How to Determine the Ownership Percentage
The final percentage splits are negotiated and agreed upon by all parties involved. The total of all the split percentages must equal 100%. There are different approaches collaborators take to divide split percentages. For example, you can split the rights evenly among each co-writer, or give each person a percentage according to their contribution.
Giving each contributor equal ownership is the safest route to avoid confrontation. Also, treating everyone equally will help form lasting relationships with other artists. It may even boost the chances of them wanting to work with you again.
Determining splits according to a collaborator’s contributions to a song is trickier. Sometimes, not every contributor makes an equal contribution. Or, the contributions by co-writers are not equally significant in the song. For example, one co-writer may add a small part of the lead. Also, the same creator may contribute to both the songwriting and producing process.
Various other factors can further complicate matters. That’s why it’s crucial to figure out splits early. Make sure everyone who contributed to the creative process is on the same page.
When to Create a Split Sheet?
Co-creators often cringe thinking about negotiating ownership and royalty splits. However, navigating this conversation is a necessary practice to ensure you get paid correctly for your work. More important, turning that conversation into a written document proactively protects your rights. It can also save you from a potential legal battle.
It’s best to decide on songwriter splits and get them in writing early in the creative process or as soon as you’ve finished a song. Negotiations may get messy the longer you wait. It’s also easier to negotiate a split sheet before the song starts generating royalties or opportunities arise.
How to Create a Split Sheet
There are three ways to create a split sheet. The latest and most convenient way is with an online service. For example, the free SPLITS app from Create Music Group makes songwriter splits simple.

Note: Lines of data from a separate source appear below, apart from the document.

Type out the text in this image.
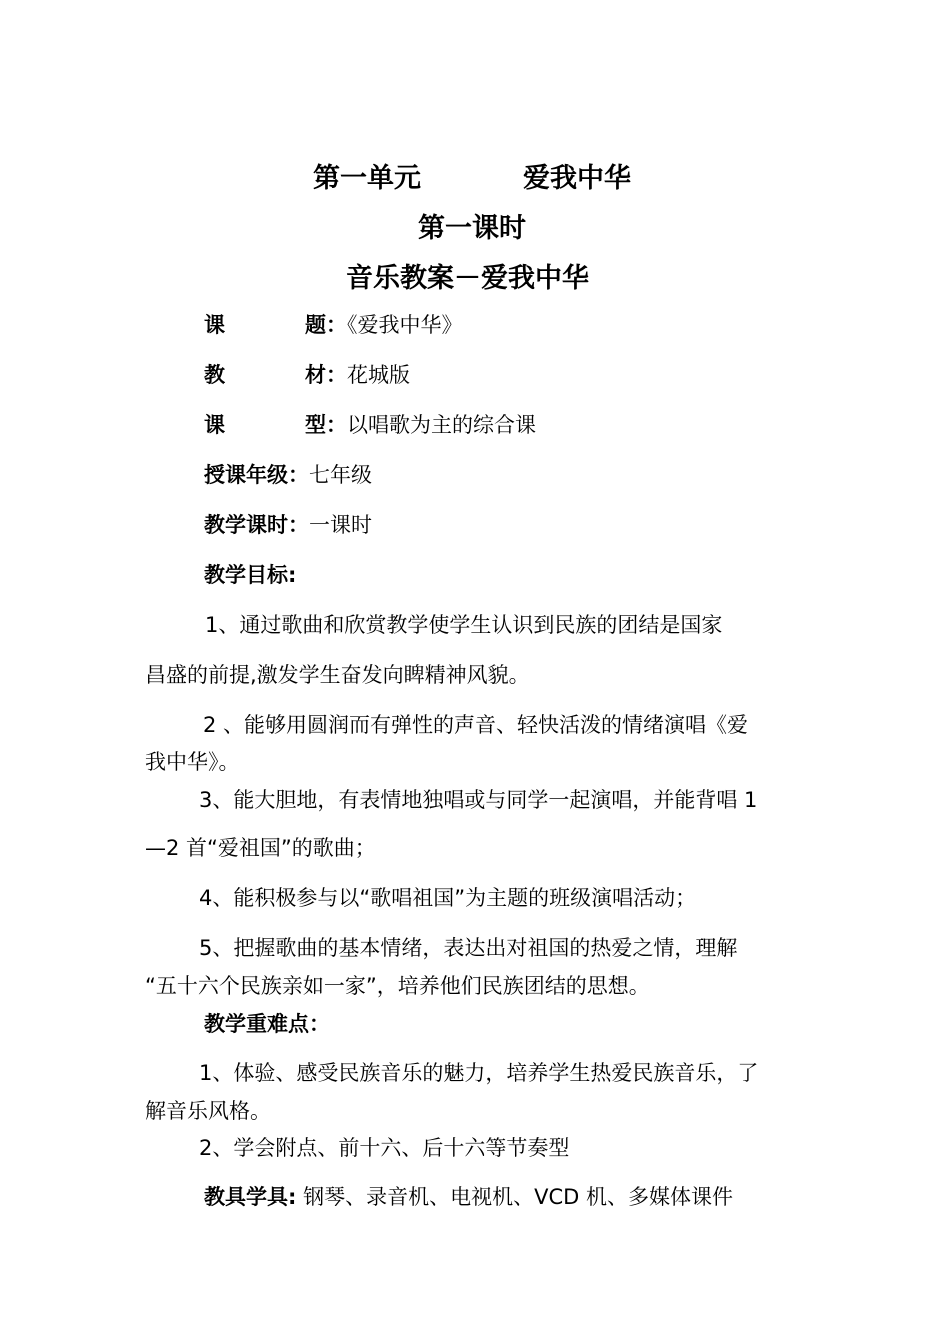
第一单元	爱我中华
第一课时
音乐教案－爱我中华
课	题：《爱我中华》
教	材：花城版
课	型：以唱歌为主的综合课
授课年级：七年级
教学课时：一课时
教学目标:
1、通过歌曲和欣赏教学使学生认识到民族的团结是国家
昌盛的前提,激发学生奋发向睥精神风貌。
2 、能够用圆润而有弹性的声音、轻快活泼的情绪演唱《爱
我中华》。
3、能大胆地，有表情地独唱或与同学一起演唱，并能背唱 1
—2 首“爱祖国”的歌曲；
4、能积极参与以“歌唱祖国”为主题的班级演唱活动；
5、把握歌曲的基本情绪，表达出对祖国的热爱之情，理解
“五十六个民族亲如一家”，培养他们民族团结的思想。
教学重难点：
1、体验、感受民族音乐的魅力，培养学生热爱民族音乐，了
解音乐风格。
2、学会附点、前十六、后十六等节奏型
教具学具: 钢琴、录音机、电视机、VCD 机、多媒体课件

The SPLITS app helps eliminate songwriting disputes between producers, songwriters, and artists. Collaborators can quickly generate and sign a split agreement in a non-confrontational way, with a few clicks.
You can also find basic split sheet templates online or create your own. A basic split sheet should include:
- The date
- The song title
- Legal names of all contributing writers involved
- Role in the song creation (producer, songwriter, etc.)

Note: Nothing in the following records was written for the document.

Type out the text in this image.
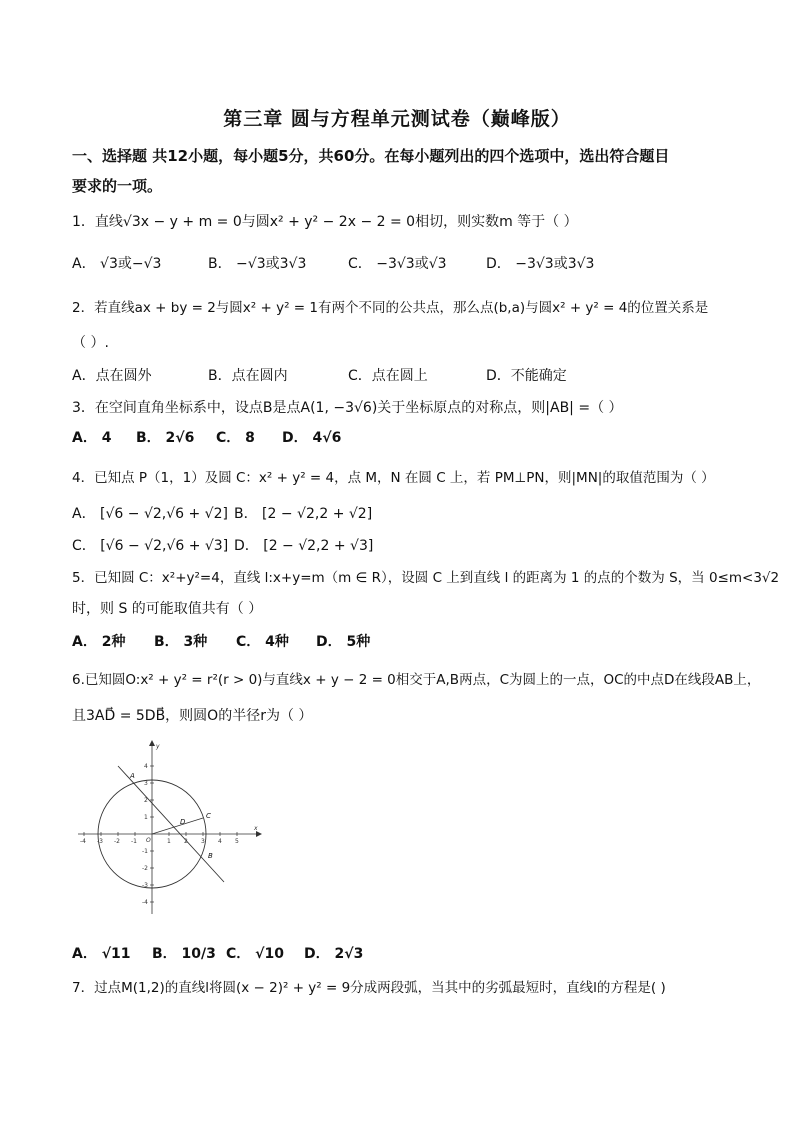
第三章 圆与方程单元测试卷（巅峰版）
一、选择题 共12小题，每小题5分，共60分。在每小题列出的四个选项中，选出符合题目
要求的一项。
1．直线√3x − y + m = 0与圆x² + y² − 2x − 2 = 0相切，则实数m 等于（ ）
A． √3或−√3	B． −√3或3√3	C． −3√3或√3	D． −3√3或3√3
2．若直线ax + by = 2与圆x² + y² = 1有两个不同的公共点，那么点(b,a)与圆x² + y² = 4的位置关系是
（ ）.
A．点在圆外	B．点在圆内	C．点在圆上	D．不能确定
3．在空间直角坐标系中，设点B是点A(1, −3√6)关于坐标原点的对称点，则|AB| =（ ）
A． 4 B． 2√6 C． 8 D． 4√6
4．已知点 P（1，1）及圆 C：x² + y² = 4，点 M，N 在圆 C 上，若 PM⊥PN，则|MN|的取值范围为（ ）
A． [√6 − √2,√6 + √2] B． [2 − √2,2 + √2]
C． [√6 − √2,√6 + √3] D． [2 − √2,2 + √3]
5．已知圆 C：x²+y²=4，直线 l:x+y=m（m ∈ R），设圆 C 上到直线 l 的距离为 1 的点的个数为 S，当 0≤m<3√2
时，则 S 的可能取值共有（ ）
A． 2种 B． 3种 C． 4种 D． 5种
6.已知圆O:x² + y² = r²(r > 0)与直线x + y − 2 = 0相交于A,B两点，C为圆上的一点，OC的中点D在线段AB上，
且3AD⃗ = 5DB⃗，则圆O的半径r为（ ）
-4 -3 -2 -1	1 2 3 4 5
4
3
2
1
-1
-2
-3
-4
O
x
y
A
B
C
D
A． √11 B． 10/3 C． √10 D． 2√3
7．过点M(1,2)的直线l将圆(x − 2)² + y² = 9分成两段弧，当其中的劣弧最短时，直线l的方程是( )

- Ownership percentage for each contributor
- Specific contributions (lyrics, hook, melody, beats, etc.)
- Record label (if available)
- Performing Rights Organization (PRO) (if available)

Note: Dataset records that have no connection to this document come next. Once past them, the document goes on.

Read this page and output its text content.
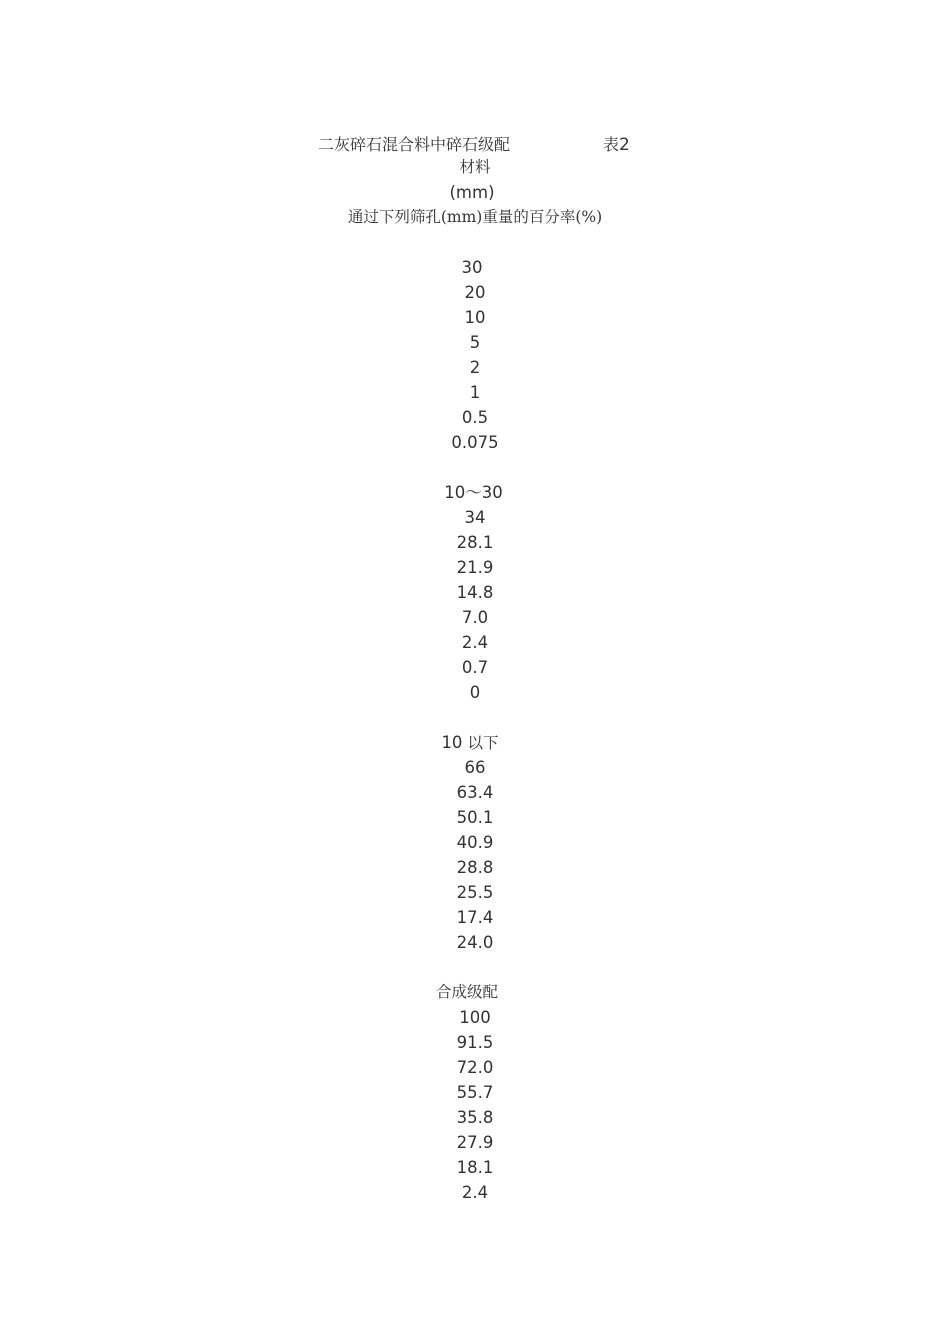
二灰碎石混合料中碎石级配	表2
材料
(mm)
通过下列筛孔(mm)重量的百分率(%)
30
20
10
5
2
1
0.5
0.075
10～30
34
28.1
21.9
14.8
7.0
2.4
0.7
0
10 以下
66
63.4
50.1
40.9
28.8
25.5
17.4
24.0
合成级配
100
91.5
72.0
55.7
35.8
27.9
18.1
2.4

- Publishing company (if available)
- Mailing addresses and contact information
- Signature of each contributor
Ensure each contributing writer fills out all the information that applies to them. Also, register with a Performing Rights Organization (PRO) such as ASCAP, BMI, or SESAC. A PRO helps songwriters and publishers get paid for the use of their music by collecting performance royalties on their behalf.
As a creator, it’s essential to understand the value of your work, especially before it’s published. Also, be proactive and take control of the conversation by using split sheets to secure your fair share of the revenue. Moreover, start negotiation splits early to avoid future disputes. And if you’re having trouble coming up with a fair agreement, get a lawyer!